In certain described implementations, the loader technique is used to load classes from Java classfiles. In alternative implementations, the loader technique described herein may be used to load any type of file or object available for download, not just archive files or classfiles, and for programming environments other than Java.
In the described implementations, the class loaders at the bottom of the hierarchy load variable type components and certain class loaders at the relatively higher level comprise root class loaders to load shared classes. In additional implementations, the class loaders at the higher and lower levels may load components other than shared components and variable components.
FIG. 2 illustrates multiple component loaders. In alternative implementations, only a single component loader loading non-shared classes may be used.
FIG. 3 illustrates specific operations occurring in a particular order. In alternative implementations, certain of the logic operations may be performed in a different order, modified or removed and still implement preferred embodiments of the present invention. Moreover, steps may be added to the above described logic and still conform to the preferred embodiments. Further, operations described herein may occur sequentially or certain operations may be processed in parallel. Yet further, operations described herein may be performed by a single process and/or processing unit or distributed among a plurality of processes and/or processing units.

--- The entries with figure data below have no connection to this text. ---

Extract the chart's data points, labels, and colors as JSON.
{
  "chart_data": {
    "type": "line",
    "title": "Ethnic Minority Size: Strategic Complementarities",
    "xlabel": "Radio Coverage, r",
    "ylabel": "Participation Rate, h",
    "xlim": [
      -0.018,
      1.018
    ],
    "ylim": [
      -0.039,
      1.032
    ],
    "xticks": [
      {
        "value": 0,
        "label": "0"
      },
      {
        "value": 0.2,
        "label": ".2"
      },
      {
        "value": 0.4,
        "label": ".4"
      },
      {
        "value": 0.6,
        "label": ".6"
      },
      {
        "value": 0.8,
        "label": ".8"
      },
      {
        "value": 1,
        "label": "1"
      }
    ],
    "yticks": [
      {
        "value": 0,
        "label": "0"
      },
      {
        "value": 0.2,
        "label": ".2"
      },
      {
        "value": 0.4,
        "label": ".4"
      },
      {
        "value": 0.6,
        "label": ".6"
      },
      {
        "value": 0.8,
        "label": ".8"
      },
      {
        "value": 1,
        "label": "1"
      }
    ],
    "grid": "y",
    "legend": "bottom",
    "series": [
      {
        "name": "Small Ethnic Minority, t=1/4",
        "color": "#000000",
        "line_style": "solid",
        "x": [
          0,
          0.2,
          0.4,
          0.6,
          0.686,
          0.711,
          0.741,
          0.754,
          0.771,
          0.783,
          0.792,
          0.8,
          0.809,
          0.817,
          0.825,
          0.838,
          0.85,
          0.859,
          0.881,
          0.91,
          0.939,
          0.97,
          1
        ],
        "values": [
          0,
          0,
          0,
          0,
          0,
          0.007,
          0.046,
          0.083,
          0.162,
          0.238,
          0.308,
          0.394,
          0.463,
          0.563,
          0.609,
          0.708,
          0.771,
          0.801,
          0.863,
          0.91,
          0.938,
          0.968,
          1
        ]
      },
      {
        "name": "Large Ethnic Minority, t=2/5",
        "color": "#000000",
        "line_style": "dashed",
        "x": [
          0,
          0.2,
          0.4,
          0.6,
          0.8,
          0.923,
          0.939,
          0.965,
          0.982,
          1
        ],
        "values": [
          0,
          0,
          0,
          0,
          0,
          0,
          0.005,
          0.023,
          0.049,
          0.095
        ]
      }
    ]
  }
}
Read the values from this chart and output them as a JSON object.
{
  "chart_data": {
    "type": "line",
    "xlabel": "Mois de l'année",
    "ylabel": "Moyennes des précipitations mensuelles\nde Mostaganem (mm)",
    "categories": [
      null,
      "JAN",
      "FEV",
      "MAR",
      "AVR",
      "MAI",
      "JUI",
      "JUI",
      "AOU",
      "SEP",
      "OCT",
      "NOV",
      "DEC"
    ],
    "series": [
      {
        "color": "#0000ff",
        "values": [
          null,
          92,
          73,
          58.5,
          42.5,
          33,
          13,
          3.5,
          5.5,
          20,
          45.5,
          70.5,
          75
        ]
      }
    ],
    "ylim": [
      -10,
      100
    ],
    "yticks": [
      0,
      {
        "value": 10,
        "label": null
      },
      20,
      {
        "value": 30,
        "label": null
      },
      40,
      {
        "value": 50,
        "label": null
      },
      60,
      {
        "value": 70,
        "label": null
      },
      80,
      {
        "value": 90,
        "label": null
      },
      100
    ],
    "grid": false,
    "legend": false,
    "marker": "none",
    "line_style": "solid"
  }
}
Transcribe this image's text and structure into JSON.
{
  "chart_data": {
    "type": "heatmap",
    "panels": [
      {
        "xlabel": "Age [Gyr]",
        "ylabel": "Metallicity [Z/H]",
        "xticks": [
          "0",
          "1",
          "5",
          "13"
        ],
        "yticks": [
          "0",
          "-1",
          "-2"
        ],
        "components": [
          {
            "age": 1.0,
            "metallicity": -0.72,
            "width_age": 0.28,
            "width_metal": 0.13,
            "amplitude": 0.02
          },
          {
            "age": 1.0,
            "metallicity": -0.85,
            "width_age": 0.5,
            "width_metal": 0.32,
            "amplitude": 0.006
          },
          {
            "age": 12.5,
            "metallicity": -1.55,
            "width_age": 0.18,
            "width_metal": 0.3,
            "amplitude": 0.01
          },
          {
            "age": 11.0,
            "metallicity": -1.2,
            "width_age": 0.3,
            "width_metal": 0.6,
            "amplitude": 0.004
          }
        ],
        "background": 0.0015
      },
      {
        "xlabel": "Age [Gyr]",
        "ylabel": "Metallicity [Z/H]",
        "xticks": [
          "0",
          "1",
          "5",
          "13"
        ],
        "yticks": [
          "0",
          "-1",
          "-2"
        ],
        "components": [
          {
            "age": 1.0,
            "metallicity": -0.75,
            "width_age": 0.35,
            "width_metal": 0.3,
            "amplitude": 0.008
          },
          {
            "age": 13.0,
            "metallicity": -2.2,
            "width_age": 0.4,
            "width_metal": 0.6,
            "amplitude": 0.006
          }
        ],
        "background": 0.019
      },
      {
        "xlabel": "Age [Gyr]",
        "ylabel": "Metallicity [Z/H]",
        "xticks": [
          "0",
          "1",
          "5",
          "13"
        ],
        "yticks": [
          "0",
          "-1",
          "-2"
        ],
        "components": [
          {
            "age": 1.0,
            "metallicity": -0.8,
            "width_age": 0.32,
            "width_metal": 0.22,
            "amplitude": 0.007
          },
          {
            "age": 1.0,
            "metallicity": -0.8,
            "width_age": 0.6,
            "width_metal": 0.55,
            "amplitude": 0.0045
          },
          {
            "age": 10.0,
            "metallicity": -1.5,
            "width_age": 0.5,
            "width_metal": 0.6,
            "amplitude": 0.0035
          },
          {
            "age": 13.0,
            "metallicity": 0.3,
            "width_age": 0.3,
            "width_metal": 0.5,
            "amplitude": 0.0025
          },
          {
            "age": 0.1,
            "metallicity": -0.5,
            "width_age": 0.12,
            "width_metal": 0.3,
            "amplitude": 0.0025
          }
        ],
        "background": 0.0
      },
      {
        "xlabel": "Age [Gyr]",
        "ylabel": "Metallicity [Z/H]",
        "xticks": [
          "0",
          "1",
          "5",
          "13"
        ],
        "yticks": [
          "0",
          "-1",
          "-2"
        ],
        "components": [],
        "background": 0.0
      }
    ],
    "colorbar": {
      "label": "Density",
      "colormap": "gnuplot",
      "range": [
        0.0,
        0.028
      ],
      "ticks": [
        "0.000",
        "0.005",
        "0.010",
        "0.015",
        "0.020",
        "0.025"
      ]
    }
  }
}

FIG. 4 illustrates one implementation of the system architecture of the client 2 (FIG. 1). The system 2 may implement a computer architecture 200 having a processor 202 (e.g., a microprocessor), a memory 204 (e.g., a volatile memory device), and storage 206 (e.g., a non-volatile storage, such as magnetic disk drives, optical disk drives, a tape drive, etc.). The storage 206 may comprise an internal storage device or an attached or network accessible storage. Programs in the storage 206 are loaded into the memory 204 and executed by the processor 202 in a manner known in the art. The architecture further includes a network card 208 to enable communication with a network. Further, in certain implementations, the architecture may include a virtual machine program, such as the Java Virtual Machine (JVM) 210. In alternative implementations, the client 2 and server 4 may comprise processes in separate addresses spaces in a single computer system, such as a system having the architecture shown in FIG. 4.
The foregoing description of various implementations of the invention has been presented for the purposes of illustration and description. It is not intended to be exhaustive or to limit the invention to the precise form disclosed. Many modifications and variations are possible in light of the above teaching. It is intended that the scope of the invention be limited not by this detailed description, but rather by the claims appended hereto. The above specification, examples and data provide a complete description of the manufacture and use of the composition of the invention. Since many embodiments of the invention can be made without departing from the spirit and scope of the invention, the invention resides in the claims hereinafter appended.